NAIROBI, Kenya, Aug 28 – Medical and motor classes in the insurance industry continue to be the main drivers of the sector contributing 63 percent of the total gross premiums in 2013, hitting Sh130.65 billion in 2013 compared to Sh108.54 billion in 2012.
According to the Annual Insurance Industry Report by the Association of Kenya Insurers (AKI), motor insurance accounted for 39 percent of total gross premiums or Sh33.8 billion including commercial and private, while medical class recorded a 24 percent or Sh20.8 billion of the total premiums.
At the same time medical insurance recorded the highest growth of 59 percent to Sh21 billion from Sh13 billion in 2012.
“The growth of the medical class was exceptionally high because of newly licensed medical insurance underwriters who were not included in 2012,” AKI Chairman Justus Mutiga said while commenting on the report.
The two classes are under the general insurance or Non-Life segment which recorded a gross premium worth Sh86 billion compared to Sh71.4 billion in 2012. Other classes include fire, work injury benefit, personal accident, marine, theft and aviation.
The life insurance business on the other hand recorded a premium income of Sh44 billion up from Sh37 billion in 2012. The segment carries the ordinary life, group life, pension business and investment contracts.
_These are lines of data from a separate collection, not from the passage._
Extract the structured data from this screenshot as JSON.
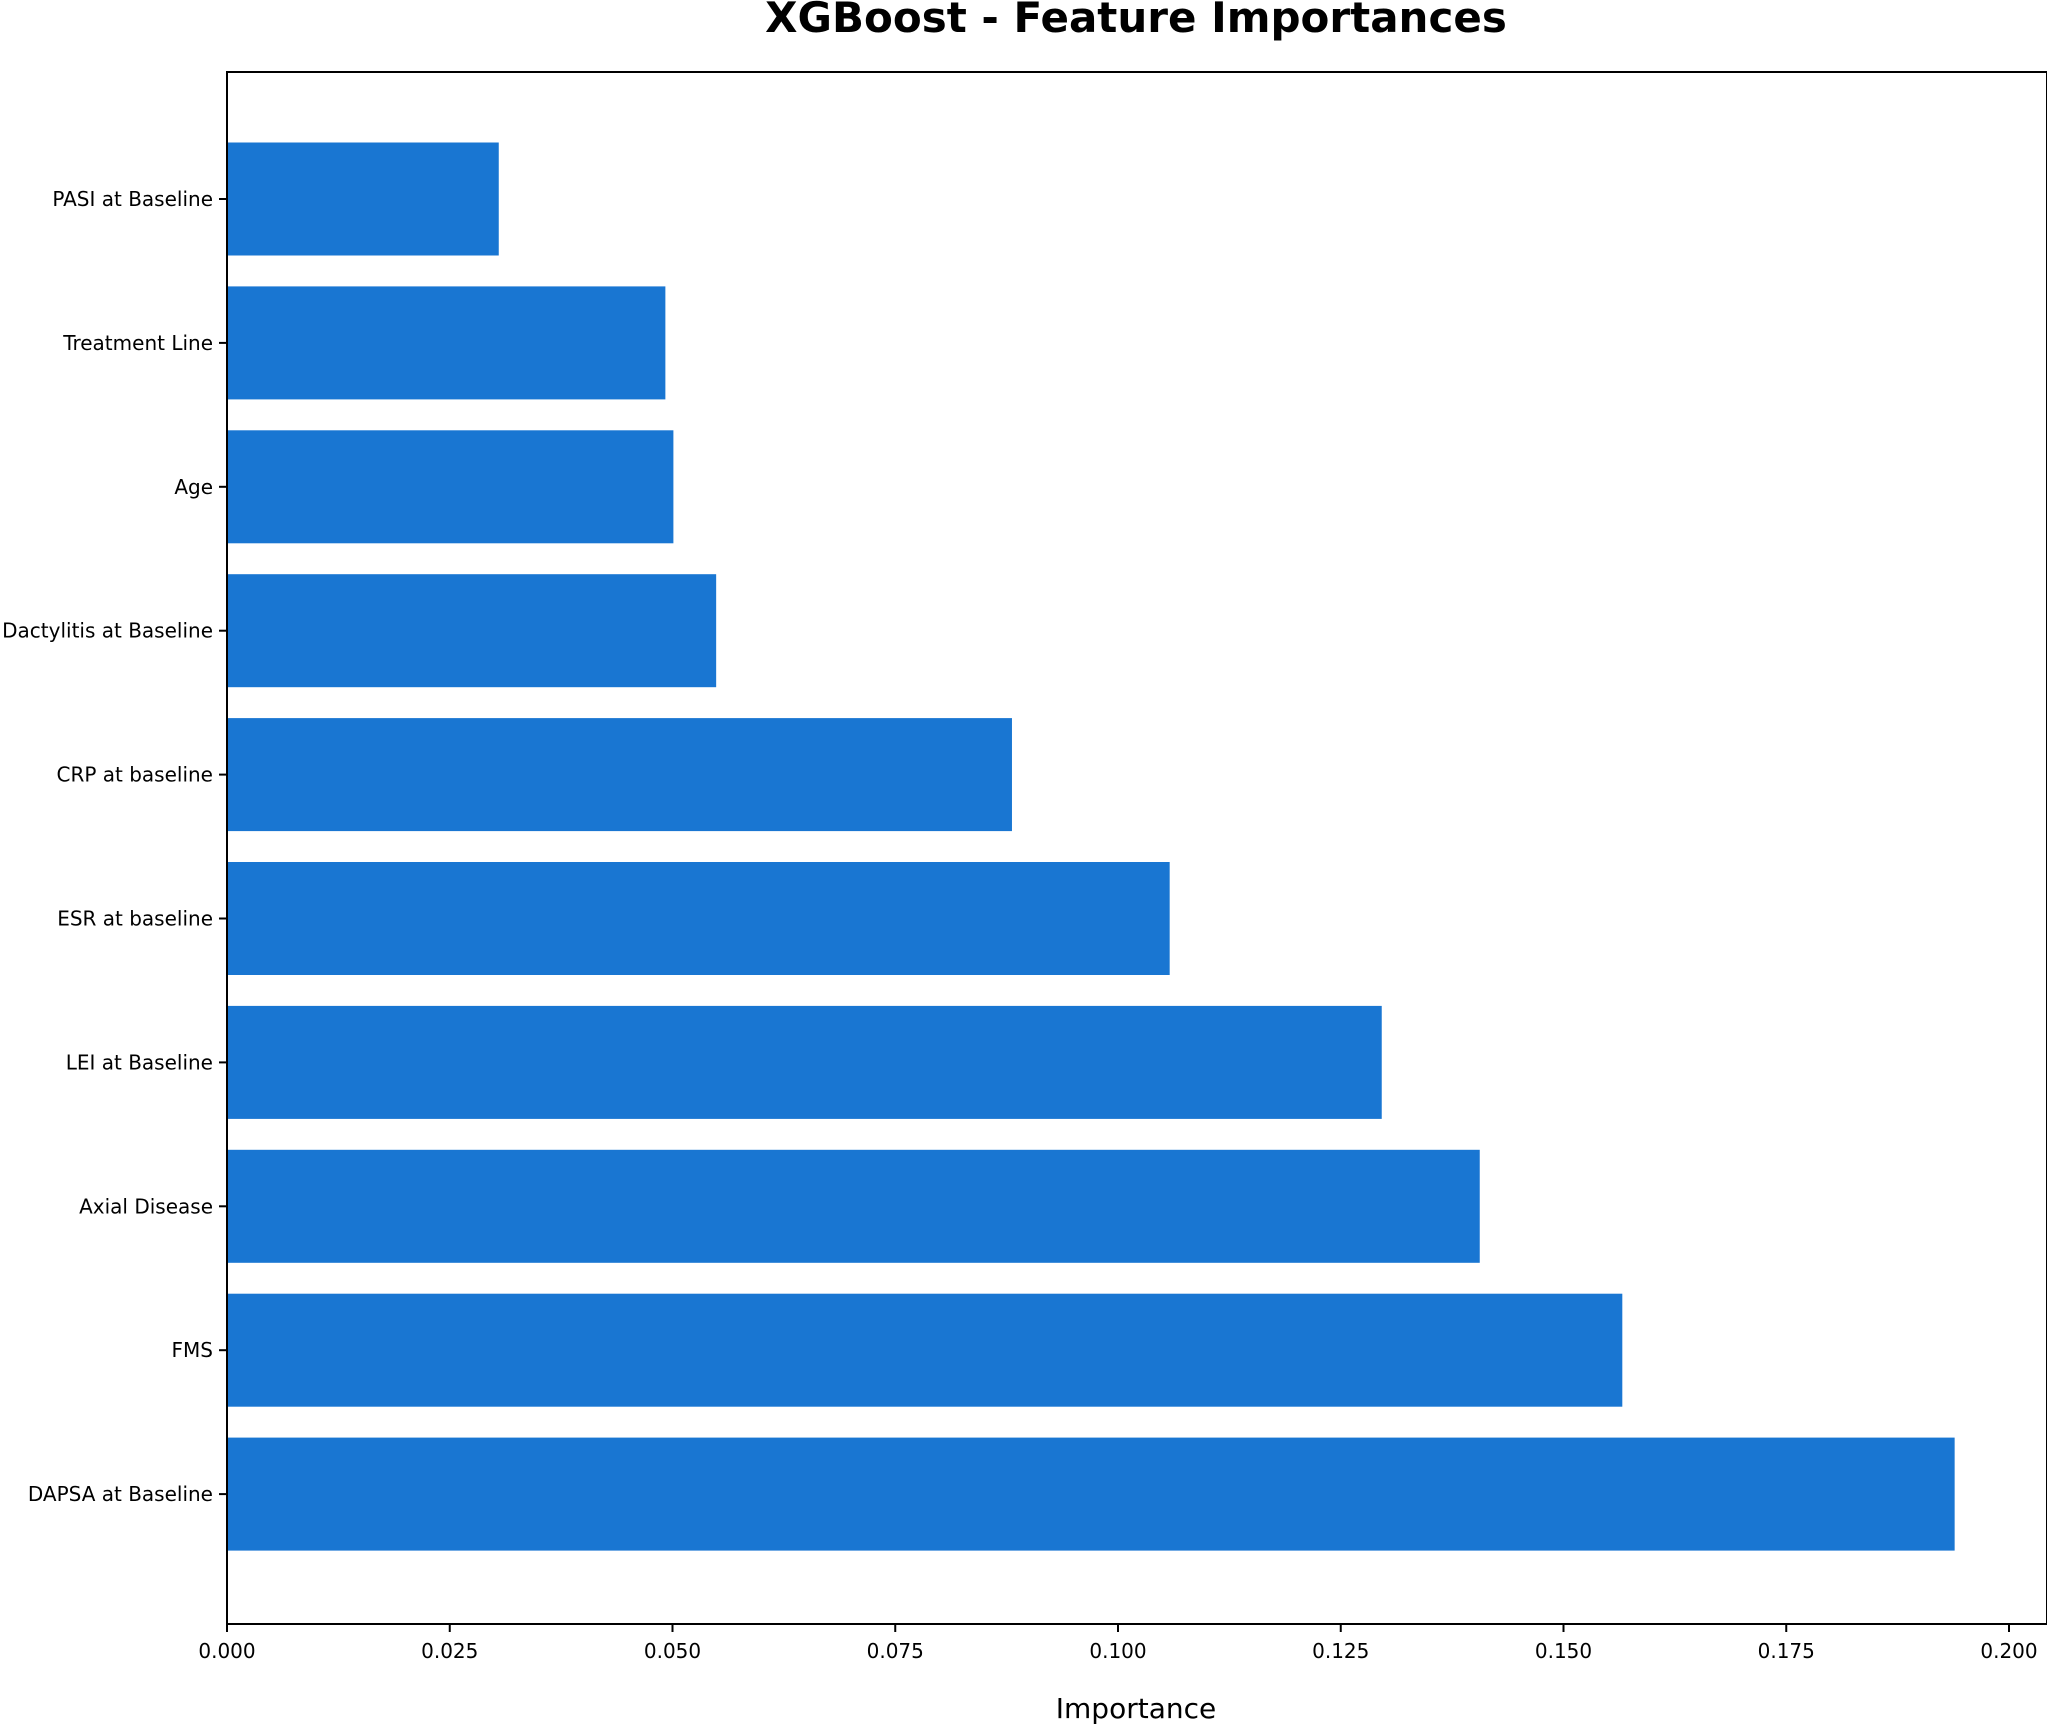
{
  "chart_data": {
    "type": "bar",
    "orientation": "horizontal",
    "title": "XGBoost - Feature Importances",
    "xlabel": "Importance",
    "ylabel": "",
    "xlim": [
      0,
      0.2
    ],
    "xticks": [
      "0.000",
      "0.025",
      "0.050",
      "0.075",
      "0.100",
      "0.125",
      "0.150",
      "0.175",
      "0.200"
    ],
    "grid": false,
    "categories": [
      "PASI at Baseline",
      "Treatment Line",
      "Age",
      "Dactylitis at Baseline",
      "CRP at baseline",
      "ESR at baseline",
      "LEI at Baseline",
      "Axial Disease",
      "FMS",
      "DAPSA at Baseline"
    ],
    "values": [
      0.0305,
      0.0492,
      0.0501,
      0.0549,
      0.0881,
      0.1058,
      0.1296,
      0.1406,
      0.1566,
      0.1939
    ],
    "colors": {
      "bar": "#1976d2",
      "axes": "#000000"
    }
  }
}
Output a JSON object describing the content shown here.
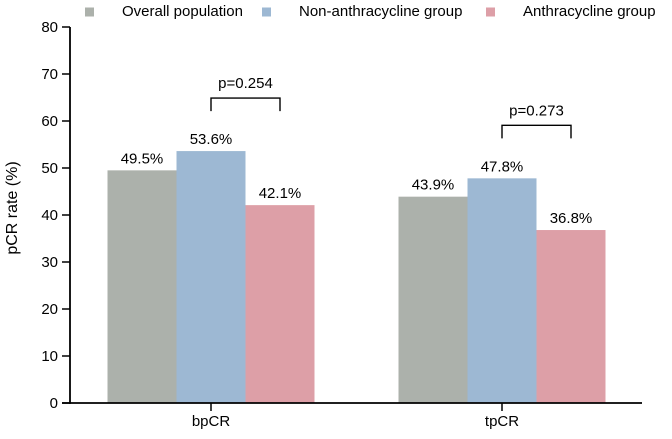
{
  "chart_data": {
    "type": "bar",
    "title": "",
    "ylabel": "pCR rate (%)",
    "xlabel": "",
    "ylim": [
      0,
      80
    ],
    "ytick_step": 10,
    "ytick_labels": [
      "0",
      "10",
      "20",
      "30",
      "40",
      "50",
      "60",
      "70",
      "80"
    ],
    "categories": [
      "bpCR",
      "tpCR"
    ],
    "series": [
      {
        "name": "Overall population",
        "color": "#acb1ab",
        "values": [
          49.5,
          43.9
        ],
        "labels": [
          "49.5%",
          "43.9%"
        ]
      },
      {
        "name": "Non-anthracycline group",
        "color": "#9db8d3",
        "values": [
          53.6,
          47.8
        ],
        "labels": [
          "53.6%",
          "47.8%"
        ]
      },
      {
        "name": "Anthracycline group",
        "color": "#dd9fa7",
        "values": [
          42.1,
          36.8
        ],
        "labels": [
          "42.1%",
          "36.8%"
        ]
      }
    ],
    "annotations": [
      {
        "label": "p=0.254",
        "category": "bpCR",
        "from_series": "Non-anthracycline group",
        "to_series": "Anthracycline group"
      },
      {
        "label": "p=0.273",
        "category": "tpCR",
        "from_series": "Non-anthracycline group",
        "to_series": "Anthracycline group"
      }
    ],
    "legend_position": "top",
    "grid": false,
    "axis_color": "#000000",
    "text_color": "#000000"
  }
}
Meanwhile, claims increased to Sh34 billion in the year under review from Sh29 billion in 2012 with medical insurance recording the highest loss of 75 percent or Sh9.6 billion followed by motor private at 70 percent, equivalent to Sh9 billion.
“As the industry grows in terms of premiums, the more claims we get because in any case that is our work. There is now way premium would grow and claims remain stagnant. However we are also here to do business and we are working to ensure that we pay genuine claims,” Mutiga said.
Total expenses in the insurance industry amounted to Sh20.9 billion compared to Sh17 billion in 2012.
The task ahead for AKI is to continue creating awareness of the importance of insurance covers to Kenyans following a continued slow uptake of insurance product in the country.
The overall insurance penetration grew marginally from 3.4 percent from 3.1 percent.
“The low penetration highlights the significant opportunities that exist in the Kenyan insurance market especially in commercial lines such as oil, real estate and infrastructure,” Mutiga said.
The industry made a net a profit of Sh14.5 billion from Sh11.6 billion.